Senden keine Töne mehr: Die Beem-Kästchen der Swisscom. Bild: Urs Jaudas

Erst verdächtigte Siegenthaler die Boxen der Swisscom als Urheber. Diese widersprach: Unmöglich, die Kästchen seien abgestellt. Beim Nachprüfen stiessen Swisscom-Experten ebenfalls auf die hohen Töne.

Niemand kann es erklären

Nach erneuten Messungen hält Siegenthaler nun die offiziellen SBB-Lautsprecher für die Quelle. «Sie pfeifen, seit es die Werbeflächen nicht mehr tun.» SBB-Sprecher Martin Meier bestätigt die Vermutung: «Höchstwahrscheinlich stammen die Signale aus der Beschallungsanlage, mit der wir unsere Durchsagen machen.» Erklären könne man das Phänomen allerdings nicht. «Abklärungen laufen.» SBB-Fachtechniker hätten die Lautsprecher untersucht und keine Fehler gefunden. Eine Audiofirma, welche die Anlage warte, sei ebenfalls vor Ort gewesen. Sie werde in den nächsten Tagen eine vertiefte Analyse durchführen. Sobald das Problem bekannt sei, werde man es «raschestmöglich» beheben.

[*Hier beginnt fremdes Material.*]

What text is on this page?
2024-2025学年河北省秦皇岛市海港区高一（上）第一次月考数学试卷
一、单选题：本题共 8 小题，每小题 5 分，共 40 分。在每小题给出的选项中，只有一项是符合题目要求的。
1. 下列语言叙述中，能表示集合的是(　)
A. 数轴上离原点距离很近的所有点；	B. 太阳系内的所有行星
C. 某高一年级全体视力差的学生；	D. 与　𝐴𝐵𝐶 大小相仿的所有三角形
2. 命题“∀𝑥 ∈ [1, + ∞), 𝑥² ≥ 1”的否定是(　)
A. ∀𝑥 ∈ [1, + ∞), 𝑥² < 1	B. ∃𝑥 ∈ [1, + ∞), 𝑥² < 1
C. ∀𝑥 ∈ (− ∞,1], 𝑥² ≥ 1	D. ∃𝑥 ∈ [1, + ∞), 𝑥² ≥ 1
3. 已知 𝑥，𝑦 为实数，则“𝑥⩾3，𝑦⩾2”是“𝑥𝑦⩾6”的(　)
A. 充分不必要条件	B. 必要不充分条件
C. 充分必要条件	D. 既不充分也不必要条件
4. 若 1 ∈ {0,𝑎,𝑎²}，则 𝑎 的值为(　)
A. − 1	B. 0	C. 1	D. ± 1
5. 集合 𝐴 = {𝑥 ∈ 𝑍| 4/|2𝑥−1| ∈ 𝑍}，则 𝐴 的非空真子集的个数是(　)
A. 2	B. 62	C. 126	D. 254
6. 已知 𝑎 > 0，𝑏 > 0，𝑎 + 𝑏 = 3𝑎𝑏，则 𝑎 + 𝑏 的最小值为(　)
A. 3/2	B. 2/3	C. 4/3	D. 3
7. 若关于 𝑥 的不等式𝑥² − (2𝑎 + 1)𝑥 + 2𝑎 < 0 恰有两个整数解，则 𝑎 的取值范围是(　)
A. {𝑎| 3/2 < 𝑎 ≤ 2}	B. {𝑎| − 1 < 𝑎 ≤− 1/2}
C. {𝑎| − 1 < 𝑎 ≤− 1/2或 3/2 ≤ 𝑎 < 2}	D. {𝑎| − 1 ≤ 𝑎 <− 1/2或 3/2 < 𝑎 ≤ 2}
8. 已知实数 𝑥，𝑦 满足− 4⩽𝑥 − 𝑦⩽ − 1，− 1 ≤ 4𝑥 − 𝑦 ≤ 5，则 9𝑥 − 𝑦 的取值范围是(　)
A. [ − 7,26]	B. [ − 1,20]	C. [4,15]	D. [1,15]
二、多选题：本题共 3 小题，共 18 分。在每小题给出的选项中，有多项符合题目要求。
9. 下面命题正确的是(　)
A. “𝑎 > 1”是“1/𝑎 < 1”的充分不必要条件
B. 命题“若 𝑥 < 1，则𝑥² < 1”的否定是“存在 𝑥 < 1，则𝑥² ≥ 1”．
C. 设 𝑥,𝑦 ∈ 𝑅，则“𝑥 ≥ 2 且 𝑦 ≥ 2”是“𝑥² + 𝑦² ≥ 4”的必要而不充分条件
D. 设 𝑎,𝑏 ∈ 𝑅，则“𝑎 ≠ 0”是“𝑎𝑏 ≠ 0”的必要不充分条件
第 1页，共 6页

Neben Werbezwecken können hochfrequente Töne auch eingesetzt werden, um Menschen zu zählen oder Sicherheitsschranken zu steuern. Die Technologie ist allerdings umstritten, weil Kinder, Tiere und auch Erwachsene die hohen Signale als störend wahrnehmen können.

Das Bundesamt für Umwelt untersucht derzeit, wie lästig oder schädlich ihr Einsatz ist. Die Ergebnisse sollten gegen Ende Jahr vorliegen. Auch die Swisscom wartet diese Studie ab.

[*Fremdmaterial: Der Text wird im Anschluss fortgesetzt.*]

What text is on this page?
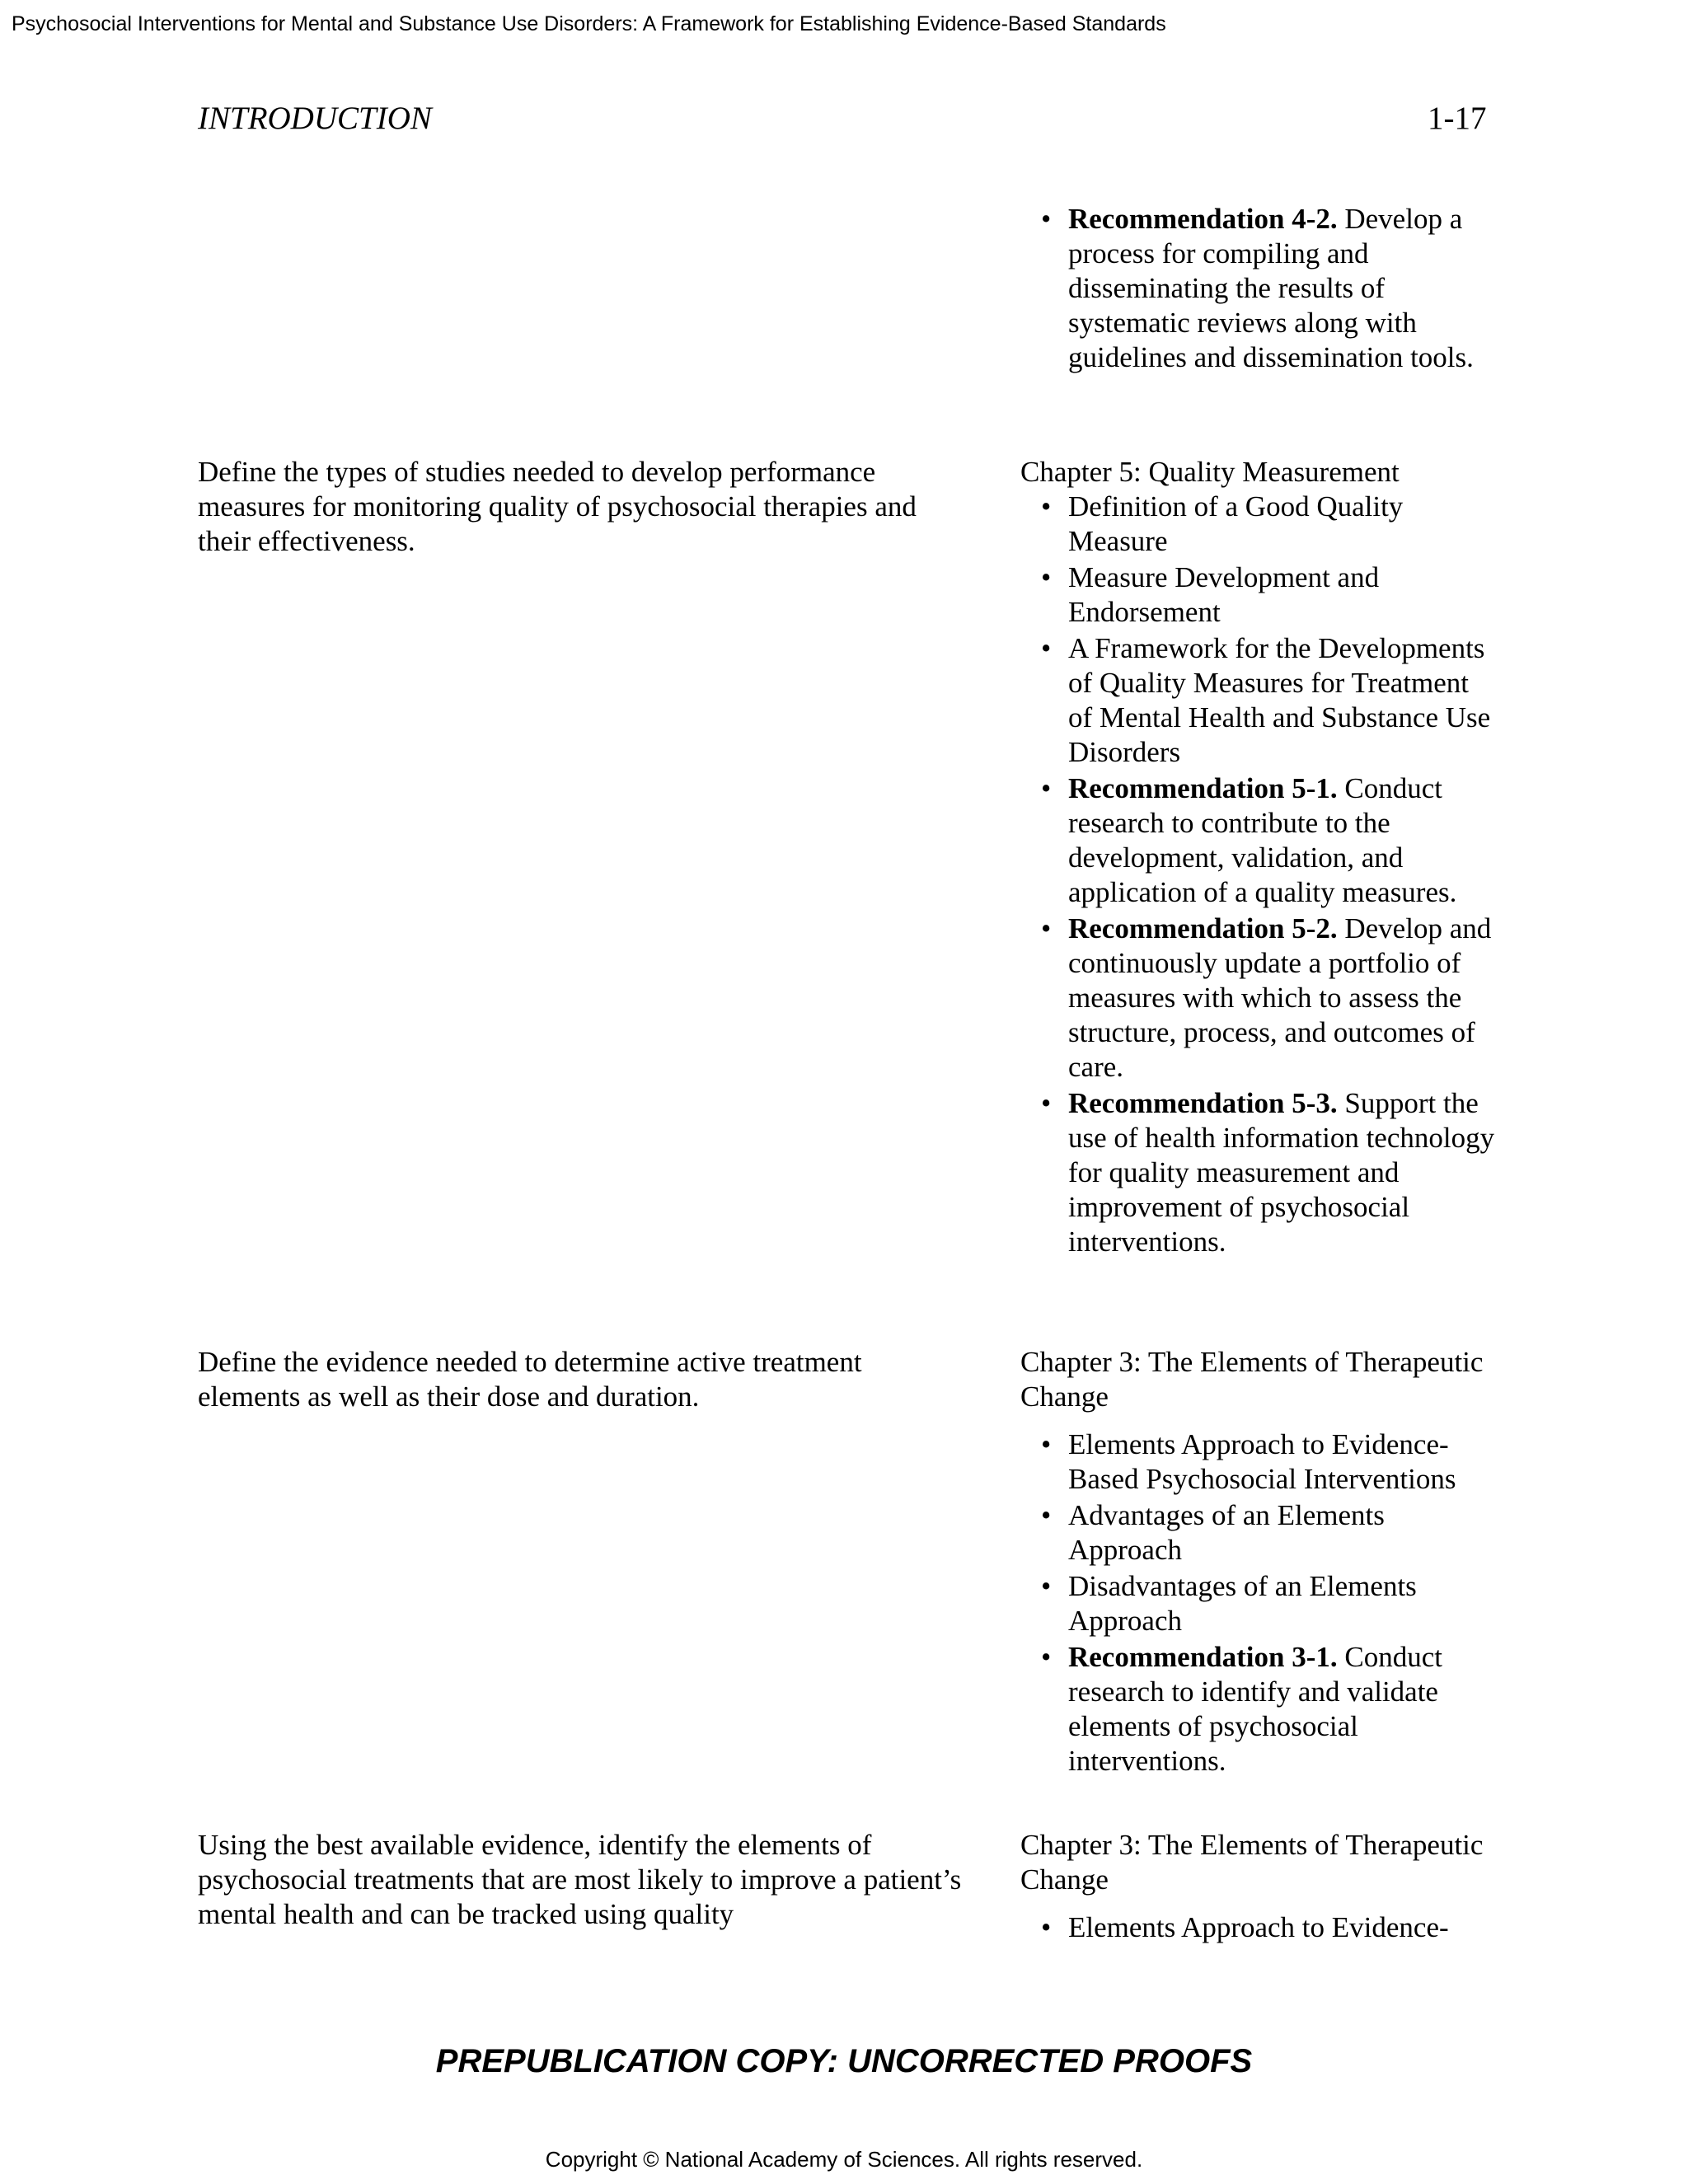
Psychosocial Interventions for Mental and Substance Use Disorders: A Framework for Establishing Evidence-Based Standards
INTRODUCTION	1-17
• Recommendation 4-2. Develop a process for compiling and disseminating the results of systematic reviews along with guidelines and dissemination tools.
Define the types of studies needed to develop performance measures for monitoring quality of psychosocial therapies and their effectiveness.

Chapter 5: Quality Measurement

• Definition of a Good Quality Measure
• Measure Development and Endorsement
• A Framework for the Developments of Quality Measures for Treatment of Mental Health and Substance Use Disorders
• Recommendation 5-1. Conduct research to contribute to the development, validation, and application of a quality measures.
• Recommendation 5-2. Develop and continuously update a portfolio of measures with which to assess the structure, process, and outcomes of care.
• Recommendation 5-3. Support the use of health information technology for quality measurement and improvement of psychosocial interventions.
Define the evidence needed to determine active treatment elements as well as their dose and duration.

Chapter 3: The Elements of Therapeutic Change

• Elements Approach to Evidence-Based Psychosocial Interventions
• Advantages of an Elements Approach
• Disadvantages of an Elements Approach
• Recommendation 3-1. Conduct research to identify and validate elements of psychosocial interventions.
Using the best available evidence, identify the elements of psychosocial treatments that are most likely to improve a patient’s mental health and can be tracked using quality

Chapter 3: The Elements of Therapeutic Change

• Elements Approach to Evidence-
PREPUBLICATION COPY: UNCORRECTED PROOFS
Copyright © National Academy of Sciences. All rights reserved.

Seit die hohen Signale durch den HB schwirren, geht Daniel Siegenthaler nur noch geschützt mit einem Pamir auf den Zug. «Sonst halte ich es nicht aus. Und selbst mit Gehörschutz habe ich ein Klingeln im Ohr, weil sich der Tinnitus verstärkt hat.» Ausser ihm scheint das Signal aber kaum jemanden zu stören. Beim SBB-Kundendienst, sagt Sprecher Meier, seien bisher keine Meldungen dazu eingegangen.